SNMPUptime and SNMP_Engine_Uptime- are more or less duplicates. They both get the uptime for the agent, not the host. This seems to be an oversight.

Originally, we just looked at the uptime counter with a gauge datapoint. If the value indicated uptime of less than 60 seconds, we'd alert. Of course, this happens during a counter wrap. To fix it, we started tracking the uptime counter with a counter. Given that the rate of time is constant, we should always see the rate of 100 ticks/second coming back from the counter datapoint if the host hasn't been rebooted.

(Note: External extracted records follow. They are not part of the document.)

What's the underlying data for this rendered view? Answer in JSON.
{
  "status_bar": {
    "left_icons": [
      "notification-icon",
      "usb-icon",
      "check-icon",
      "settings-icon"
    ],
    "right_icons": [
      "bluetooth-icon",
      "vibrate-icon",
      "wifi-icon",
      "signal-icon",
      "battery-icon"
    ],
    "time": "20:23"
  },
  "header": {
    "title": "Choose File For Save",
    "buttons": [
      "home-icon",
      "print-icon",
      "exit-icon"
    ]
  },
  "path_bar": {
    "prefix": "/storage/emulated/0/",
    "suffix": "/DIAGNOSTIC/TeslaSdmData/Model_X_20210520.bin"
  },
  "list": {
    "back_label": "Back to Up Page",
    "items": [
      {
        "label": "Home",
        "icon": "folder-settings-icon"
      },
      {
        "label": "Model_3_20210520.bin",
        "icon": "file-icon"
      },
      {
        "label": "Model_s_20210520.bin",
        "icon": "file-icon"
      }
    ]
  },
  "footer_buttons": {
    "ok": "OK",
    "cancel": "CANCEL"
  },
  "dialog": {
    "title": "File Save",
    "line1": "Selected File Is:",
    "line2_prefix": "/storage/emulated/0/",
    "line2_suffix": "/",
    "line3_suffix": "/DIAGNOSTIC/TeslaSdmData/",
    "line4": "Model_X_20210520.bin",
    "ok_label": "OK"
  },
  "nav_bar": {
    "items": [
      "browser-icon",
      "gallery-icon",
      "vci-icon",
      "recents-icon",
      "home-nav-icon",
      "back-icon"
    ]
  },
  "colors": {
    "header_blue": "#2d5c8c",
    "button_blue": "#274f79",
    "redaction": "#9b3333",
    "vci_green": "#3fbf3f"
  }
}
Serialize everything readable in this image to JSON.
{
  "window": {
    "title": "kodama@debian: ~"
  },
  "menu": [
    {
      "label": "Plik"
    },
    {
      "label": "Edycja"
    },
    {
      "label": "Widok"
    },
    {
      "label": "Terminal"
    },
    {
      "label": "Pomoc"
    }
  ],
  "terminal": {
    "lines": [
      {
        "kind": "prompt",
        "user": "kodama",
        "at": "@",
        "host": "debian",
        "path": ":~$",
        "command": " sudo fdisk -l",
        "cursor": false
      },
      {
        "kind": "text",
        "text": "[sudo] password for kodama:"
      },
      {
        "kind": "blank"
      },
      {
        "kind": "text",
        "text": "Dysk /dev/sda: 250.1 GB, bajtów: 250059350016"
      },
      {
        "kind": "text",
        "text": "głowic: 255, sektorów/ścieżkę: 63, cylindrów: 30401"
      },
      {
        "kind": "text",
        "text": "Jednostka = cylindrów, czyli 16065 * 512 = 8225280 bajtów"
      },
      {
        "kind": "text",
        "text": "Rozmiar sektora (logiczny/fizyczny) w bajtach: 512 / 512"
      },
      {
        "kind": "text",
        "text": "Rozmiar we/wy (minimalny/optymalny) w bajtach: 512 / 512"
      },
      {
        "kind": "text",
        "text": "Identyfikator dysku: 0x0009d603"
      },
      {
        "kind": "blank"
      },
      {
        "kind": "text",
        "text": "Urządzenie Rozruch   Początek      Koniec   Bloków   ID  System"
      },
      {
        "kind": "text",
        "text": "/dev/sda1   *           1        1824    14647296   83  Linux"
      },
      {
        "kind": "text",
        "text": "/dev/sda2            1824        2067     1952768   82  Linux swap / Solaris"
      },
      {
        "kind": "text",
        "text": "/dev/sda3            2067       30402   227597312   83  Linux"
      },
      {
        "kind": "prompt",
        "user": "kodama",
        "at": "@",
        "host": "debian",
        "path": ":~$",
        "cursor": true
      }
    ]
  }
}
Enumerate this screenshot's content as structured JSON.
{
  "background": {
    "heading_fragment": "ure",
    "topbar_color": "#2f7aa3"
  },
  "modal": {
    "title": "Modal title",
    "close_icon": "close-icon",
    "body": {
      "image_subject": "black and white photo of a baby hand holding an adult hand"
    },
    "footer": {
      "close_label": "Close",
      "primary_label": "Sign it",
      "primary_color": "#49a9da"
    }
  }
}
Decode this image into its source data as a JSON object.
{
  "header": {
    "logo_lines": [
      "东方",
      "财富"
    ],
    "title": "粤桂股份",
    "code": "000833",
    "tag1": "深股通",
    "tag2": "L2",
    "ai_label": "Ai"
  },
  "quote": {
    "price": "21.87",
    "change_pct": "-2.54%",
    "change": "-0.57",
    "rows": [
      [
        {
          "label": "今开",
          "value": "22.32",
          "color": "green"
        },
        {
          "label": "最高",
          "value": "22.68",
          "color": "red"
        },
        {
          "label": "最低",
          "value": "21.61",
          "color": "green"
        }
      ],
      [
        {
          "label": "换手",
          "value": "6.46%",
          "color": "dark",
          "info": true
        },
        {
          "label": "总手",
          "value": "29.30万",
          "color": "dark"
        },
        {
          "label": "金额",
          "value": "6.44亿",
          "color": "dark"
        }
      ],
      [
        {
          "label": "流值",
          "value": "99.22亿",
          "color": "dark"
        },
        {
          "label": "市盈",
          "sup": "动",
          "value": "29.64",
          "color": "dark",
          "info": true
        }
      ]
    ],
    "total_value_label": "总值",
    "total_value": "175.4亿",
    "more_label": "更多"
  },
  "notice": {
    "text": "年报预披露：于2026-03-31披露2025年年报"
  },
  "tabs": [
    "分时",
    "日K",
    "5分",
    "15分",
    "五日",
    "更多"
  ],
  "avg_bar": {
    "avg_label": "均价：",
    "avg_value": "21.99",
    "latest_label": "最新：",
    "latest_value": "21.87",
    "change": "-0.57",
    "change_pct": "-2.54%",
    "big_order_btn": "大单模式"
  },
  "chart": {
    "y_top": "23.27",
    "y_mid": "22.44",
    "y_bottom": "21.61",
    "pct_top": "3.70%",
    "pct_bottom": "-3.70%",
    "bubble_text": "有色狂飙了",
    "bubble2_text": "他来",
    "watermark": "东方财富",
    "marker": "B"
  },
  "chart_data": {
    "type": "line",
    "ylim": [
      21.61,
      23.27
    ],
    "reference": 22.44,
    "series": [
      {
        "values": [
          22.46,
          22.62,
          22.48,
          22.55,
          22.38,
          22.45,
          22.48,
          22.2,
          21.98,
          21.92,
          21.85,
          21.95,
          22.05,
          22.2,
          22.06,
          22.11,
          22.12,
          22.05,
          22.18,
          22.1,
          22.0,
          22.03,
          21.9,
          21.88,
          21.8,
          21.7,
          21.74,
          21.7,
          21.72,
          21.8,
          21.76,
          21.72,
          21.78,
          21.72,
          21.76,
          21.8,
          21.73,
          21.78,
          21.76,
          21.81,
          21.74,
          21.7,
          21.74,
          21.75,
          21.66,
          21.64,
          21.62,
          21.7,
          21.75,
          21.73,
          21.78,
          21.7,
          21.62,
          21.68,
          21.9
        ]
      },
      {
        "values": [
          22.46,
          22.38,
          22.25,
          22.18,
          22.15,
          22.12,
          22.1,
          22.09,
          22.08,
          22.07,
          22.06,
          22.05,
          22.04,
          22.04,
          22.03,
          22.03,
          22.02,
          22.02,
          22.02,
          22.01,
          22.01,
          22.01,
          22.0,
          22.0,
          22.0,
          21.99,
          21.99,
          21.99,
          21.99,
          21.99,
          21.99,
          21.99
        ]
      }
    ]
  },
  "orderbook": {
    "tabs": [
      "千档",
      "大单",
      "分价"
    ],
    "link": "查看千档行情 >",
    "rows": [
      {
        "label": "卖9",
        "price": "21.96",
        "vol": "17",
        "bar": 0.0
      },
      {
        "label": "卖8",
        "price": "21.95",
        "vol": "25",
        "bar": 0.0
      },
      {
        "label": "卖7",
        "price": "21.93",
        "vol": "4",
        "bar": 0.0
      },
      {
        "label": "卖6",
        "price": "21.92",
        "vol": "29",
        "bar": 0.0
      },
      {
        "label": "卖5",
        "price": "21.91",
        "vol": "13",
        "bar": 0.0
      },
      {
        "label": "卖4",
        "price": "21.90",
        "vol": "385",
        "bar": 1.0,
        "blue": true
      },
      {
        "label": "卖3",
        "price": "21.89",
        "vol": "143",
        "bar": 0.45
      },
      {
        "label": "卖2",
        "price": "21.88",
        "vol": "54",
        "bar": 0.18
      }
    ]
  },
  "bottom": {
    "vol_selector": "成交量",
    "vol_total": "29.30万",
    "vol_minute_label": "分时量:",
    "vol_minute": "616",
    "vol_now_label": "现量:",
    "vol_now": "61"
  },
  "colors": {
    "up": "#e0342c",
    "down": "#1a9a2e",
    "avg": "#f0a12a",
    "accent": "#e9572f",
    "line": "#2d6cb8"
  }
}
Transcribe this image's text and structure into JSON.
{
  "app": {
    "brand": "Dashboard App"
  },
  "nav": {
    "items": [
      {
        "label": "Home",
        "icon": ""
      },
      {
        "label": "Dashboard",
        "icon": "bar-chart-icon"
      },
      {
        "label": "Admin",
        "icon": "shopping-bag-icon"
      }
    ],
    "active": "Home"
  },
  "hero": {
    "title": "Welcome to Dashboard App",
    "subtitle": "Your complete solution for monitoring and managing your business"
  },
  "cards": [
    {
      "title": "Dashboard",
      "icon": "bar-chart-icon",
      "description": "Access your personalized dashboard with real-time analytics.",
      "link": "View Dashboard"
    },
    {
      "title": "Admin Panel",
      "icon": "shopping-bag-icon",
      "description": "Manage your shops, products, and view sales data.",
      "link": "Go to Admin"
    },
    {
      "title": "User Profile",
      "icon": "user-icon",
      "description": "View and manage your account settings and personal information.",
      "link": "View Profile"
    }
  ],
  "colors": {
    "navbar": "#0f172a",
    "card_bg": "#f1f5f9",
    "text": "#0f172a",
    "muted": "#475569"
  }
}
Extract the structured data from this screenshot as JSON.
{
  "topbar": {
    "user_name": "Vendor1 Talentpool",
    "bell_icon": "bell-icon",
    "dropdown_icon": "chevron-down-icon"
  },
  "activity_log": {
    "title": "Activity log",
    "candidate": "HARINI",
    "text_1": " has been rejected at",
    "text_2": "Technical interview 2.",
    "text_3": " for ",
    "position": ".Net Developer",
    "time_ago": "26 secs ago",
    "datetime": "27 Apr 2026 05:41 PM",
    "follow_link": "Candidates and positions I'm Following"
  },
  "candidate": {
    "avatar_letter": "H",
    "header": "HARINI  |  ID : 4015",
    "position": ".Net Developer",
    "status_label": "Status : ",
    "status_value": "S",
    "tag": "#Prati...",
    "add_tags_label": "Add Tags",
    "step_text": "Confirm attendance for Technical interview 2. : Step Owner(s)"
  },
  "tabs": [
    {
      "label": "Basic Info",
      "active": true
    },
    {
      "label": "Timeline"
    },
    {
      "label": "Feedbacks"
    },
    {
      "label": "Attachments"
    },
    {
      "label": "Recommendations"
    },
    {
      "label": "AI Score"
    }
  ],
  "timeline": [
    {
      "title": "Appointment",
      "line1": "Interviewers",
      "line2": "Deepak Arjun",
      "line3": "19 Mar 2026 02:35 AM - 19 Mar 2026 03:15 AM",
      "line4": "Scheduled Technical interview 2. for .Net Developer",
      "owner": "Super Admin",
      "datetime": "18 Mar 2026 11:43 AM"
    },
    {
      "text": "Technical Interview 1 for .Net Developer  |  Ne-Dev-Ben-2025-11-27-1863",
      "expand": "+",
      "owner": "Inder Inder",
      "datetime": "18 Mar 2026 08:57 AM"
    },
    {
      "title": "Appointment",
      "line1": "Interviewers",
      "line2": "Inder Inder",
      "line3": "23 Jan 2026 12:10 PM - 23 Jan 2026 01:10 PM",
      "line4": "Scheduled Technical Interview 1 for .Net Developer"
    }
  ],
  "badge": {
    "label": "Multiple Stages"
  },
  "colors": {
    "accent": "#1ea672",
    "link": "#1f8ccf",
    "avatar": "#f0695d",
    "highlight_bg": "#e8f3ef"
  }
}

The logic in the UptimeAlert CDP looks at both that tick rate, and the raw uptime to determine if the host has rebooted, or the counter has just wrapped. If it's just a counter wrap (no reboot), we'll see 100 ticks/second, even if we see less than 60 seconds of uptime with the gauge. If it's rebooted, the UptimeCounter datapoint could return either No Data (counters need 2 consecutive polls), or, it will return a huge value because no polls were missed, and LM assumed the counter wrapped when it was really reset due to reboot.

This is explained in the datapoint descriptions, but is admittedly a bit difficult to grok without an intimate understanding of how LM's counter/derive work. I do still think it's a rather ingenious solution.

We use "102" instead of "100" ticks/second in the CDP to avoid false positives, as the collection interval isn't always exactly a minute.

I recommend this blog if you're interested in learning more about counter/drive: https://www.logicmonitor.com/blog/the-difference-between-derive-and-counter-datapoints/

I will talk to the Monitoring team about removing some of those duplicates, and getting a public document up explaining it all.